• KANAL BERITA

Kontrak RSUI Kustati Diputus BPJS, Pasien Kecele

Salah satu surat permohonan maaf manajemen RSUI Kustati Solo terhadap tak berlakunya layanan BPJS Kesehatan di rumah sakit setempat, Rabu (2/1). (suaramerdeka.com/M Ilham Baktora)
Salah satu surat permohonan maaf manajemen RSUI Kustati Solo terhadap tak berlakunya layanan BPJS Kesehatan di rumah sakit setempat, Rabu (2/1). (suaramerdeka.com/M Ilham Baktora)
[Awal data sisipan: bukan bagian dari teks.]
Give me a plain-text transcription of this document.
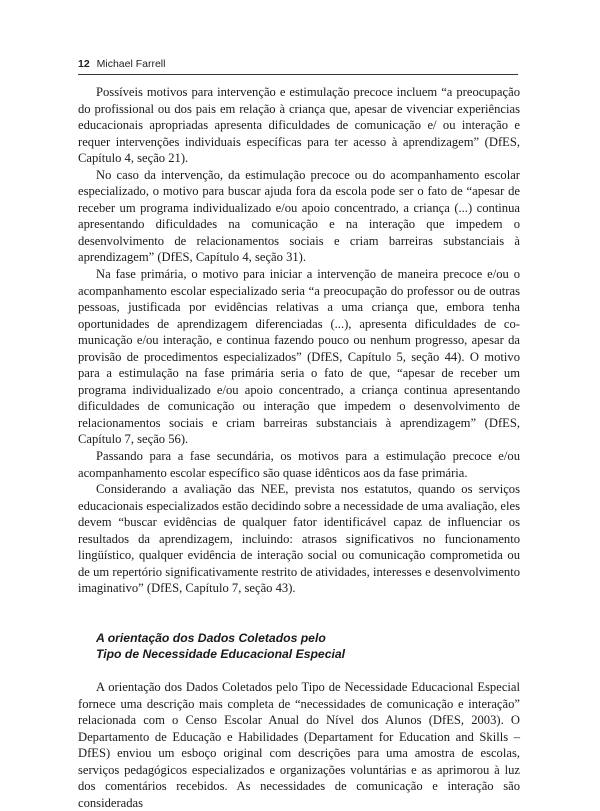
12 Michael Farrell

Possíveis motivos para intervenção e estimulação precoce incluem “a preocupação do profissional ou dos pais em relação à criança que, apesar de vivenciar experiências educacionais apropriadas apresenta dificuldades de comunicação e/ ou interação e requer intervenções individuais específicas para ter acesso à aprendizagem” (DfES, Capítulo 4, seção 21).

No caso da intervenção, da estimulação precoce ou do acompanhamento escolar especializado, o motivo para buscar ajuda fora da escola pode ser o fato de “apesar de receber um programa individualizado e/ou apoio concentrado, a criança (...) continua apresentando dificuldades na comunicação e na interação que impedem o desenvolvimento de relacionamentos sociais e criam barreiras substanciais à aprendizagem” (DfES, Capítulo 4, seção 31).

Na fase primária, o motivo para iniciar a intervenção de maneira precoce e/ou o acompanhamento escolar especializado seria “a preocupação do professor ou de outras pessoas, justificada por evidências relativas a uma criança que, embora tenha oportunidades de aprendizagem diferenciadas (...), apresenta dificuldades de comunicação e/ou interação, e continua fazendo pouco ou nenhum progresso, apesar da provisão de procedimentos especializados” (DfES, Capítulo 5, seção 44). O motivo para a estimulação na fase primária seria o fato de que, “apesar de receber um programa individualizado e/ou apoio concentrado, a criança continua apresentando dificuldades de comunicação ou interação que impedem o desenvolvimento de relacionamentos sociais e criam barreiras substanciais à aprendizagem” (DfES, Capítulo 7, seção 56).

Passando para a fase secundária, os motivos para a estimulação precoce e/ou acompanhamento escolar específico são quase idênticos aos da fase primária.

Considerando a avaliação das NEE, prevista nos estatutos, quando os serviços educacionais especializados estão decidindo sobre a necessidade de uma avaliação, eles devem “buscar evidências de qualquer fator identificável capaz de influenciar os resultados da aprendizagem, incluindo: atrasos significativos no funcionamento lingüístico, qualquer evidência de interação social ou comunicação comprometida ou de um repertório significativamente restrito de atividades, interesses e desenvolvimento imaginativo” (DfES, Capítulo 7, seção 43).

A orientação dos Dados Coletados pelo
Tipo de Necessidade Educacional Especial

A orientação dos Dados Coletados pelo Tipo de Necessidade Educacional Especial fornece uma descrição mais completa de “necessidades de comunicação e interação” relacionada com o Censo Escolar Anual do Nível dos Alunos (DfES, 2003). O Departamento de Educação e Habilidades (Departament for Education and Skills – DfES) enviou um esboço original com descrições para uma amostra de escolas, serviços pedagógicos especializados e organizações voluntárias e as aprimorou à luz dos comentários recebidos. As necessidades de comunicação e interação são consideradas
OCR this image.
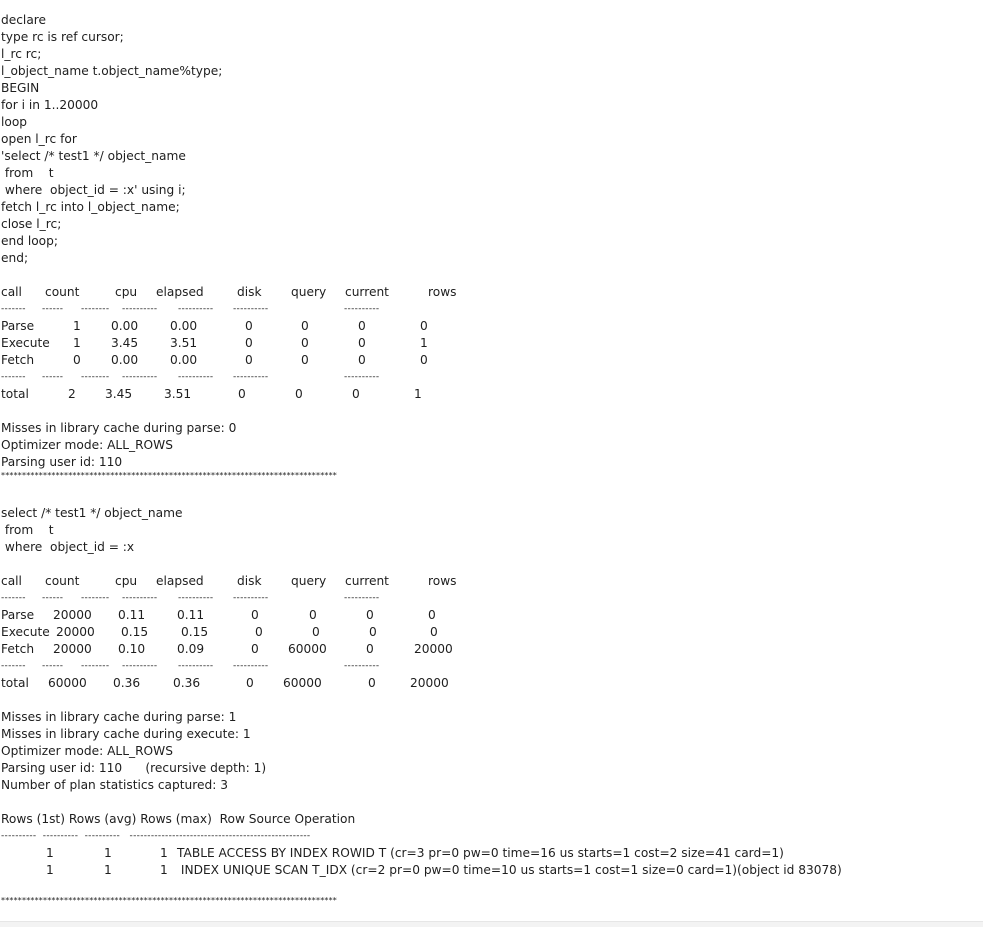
declare
type rc is ref cursor;
l_rc rc;
l_object_name t.object_name%type;
BEGIN
for i in 1..20000
loop
open l_rc for
'select /* test1 */ object_name
from    t
where  object_id = :x' using i;
fetch l_rc into l_object_name;
close l_rc;
end loop;
end;
call count	cpu elapsed	disk query current	rows
------- ------ -------- ---------- ---------- ----------	----------
Parse	1 0.00	0.00	0	0	0	0
Execute 1 3.45	3.51	0	0	0	1
Fetch	0 0.00	0.00	0	0	0	0
------- ------ -------- ---------- ---------- ----------	----------
total	2 3.45	3.51	0	0	0	1
Misses in library cache during parse: 0
Optimizer mode: ALL_ROWS
Parsing user id: 110
********************************************************************************
select /* test1 */ object_name
from    t
where  object_id = :x
call count	cpu elapsed	disk query current	rows
------- ------ -------- ---------- ---------- ----------	----------
Parse 20000 0.11	0.11	0	0	0	0
Execute 20000 0.15	0.15	0	0	0	0
Fetch 20000 0.10	0.09	0 60000	0	20000
------- ------ -------- ---------- ---------- ----------	----------
total 60000 0.36	0.36	0 60000	0	20000
Misses in library cache during parse: 1
Misses in library cache during execute: 1
Optimizer mode: ALL_ROWS
Parsing user id: 110      (recursive depth: 1)
Number of plan statistics captured: 3
Rows (1st) Rows (avg) Rows (max)  Row Source Operation
----------  ----------  ----------   ---------------------------------------------------
1	1	1 TABLE ACCESS BY INDEX ROWID T (cr=3 pr=0 pw=0 time=16 us starts=1 cost=2 size=41 card=1)
1	1	1 INDEX UNIQUE SCAN T_IDX (cr=2 pr=0 pw=0 time=10 us starts=1 cost=1 size=0 card=1)(object id 83078)
********************************************************************************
SOLO, suaramerdeka.com – Mulai Rabu 2 Januari 2019, Rumah Sakit Umum Islam (RSUI) Kustati Solo, sakit itu tidak lagi melayani pasien BPJS Kesehatan. Baik pemeriksaan tingkat pertama pada dokter fasilitas keluarga di poliklinik mau pun pasien rujukan.

Informasi dihentikannya pelayanan bagi pasien BPJS Kesehatan ditempel di salah satu sudut dinding kaca rumah sakit setempat. Sejumlah pasien peserta Jaminan Kesehatan Nasional-Kartu Indonesia Sehat (JKN-KIS) program BPJS Kesehatan kecele saat hendak berobat.

"Saya tidak tahu kalau di sini tidak melayani pasien BPJS Kesehatan," kata Surya, seorang pasien, Rabu (2/1).

RSUI Kustati di Jalan Kapten Mulyadi, Pasarkliwon, Solo untuk sementara tak memberlakukan pelayanan BPJS Kesehatan, lantaran rumah sakit tersebut masih dalam proses memperbarui akreditasi. Aturan ini mengacu surat Menteri Kesehatan RI nomor HK.03.01/ Menkes/ 768/2018 tentang rekomendasi perpanjangan layanan Jaminan kesehatan Nasional (JKN).

"Mengacu pada surat tersebut, RSUI Kustati, tak masuk dalam 551 rumah sakit yang direkomendasikan bekerja sama dengan BPJS Kesehatan, sehingga kami masih berupaya melakukan perpanjangan untuk memperbarui akreditasi itu," kata Kabag Sekretariat RS Kustasti, Marlia, Rabu (2/1).

Marlia menuturkan, dari surat edaran tersebut ada 616 rumah sakit di Indonesia yang belum memperpanjang akreditasi. Namun dengan sejumlah pertimbangan, dari jumlah itu 551 rumah sakit direkomendasikan untuk tetap diperpanjang kontrak kerja sama dengan BPJS.

"Di Solo ada dua rumah sakit masuk rekomendasi tersebut, yakni RS Triharsi dan RS PKU Muhammadiyah. Sedang RSUI Kustati tak masuk dalam daftar, sehingga layanan BPJS Kesehatan kami hentikan sementara waktu," kata dia.

Kabag Sumber Daya manusia (SDM) RSUI Kustati, Pujianto menuturkan, surat edaran tersebut diterima mendadak, sehingga sosialisasi kepada pasien yang hendak berobat menggunakan layanan BPJS, tidak terkoordasi dengan baik.

Terpisah, Kepala BPJS Kesehatan cabang Surakarta, Agus Purwanto, mengaku belum bisa berkomentar banyak, lantaran surat dari Kementerian Kesehatan terkait akreditasi. Ia mengatakan, perjanjian Rumah Sakit Kustati Solo dan BPJS Kesehatan berakhir 31 Desember 2018.

"Dan sampai 1 Januari 2019 pihak rumah sakit belum mempunyai sertifikasi akreditasi. Sehubungan dengan itu perjanjian kerja sama belum bisa diperpanjang," kata Agus, dalam keterangan tertulis.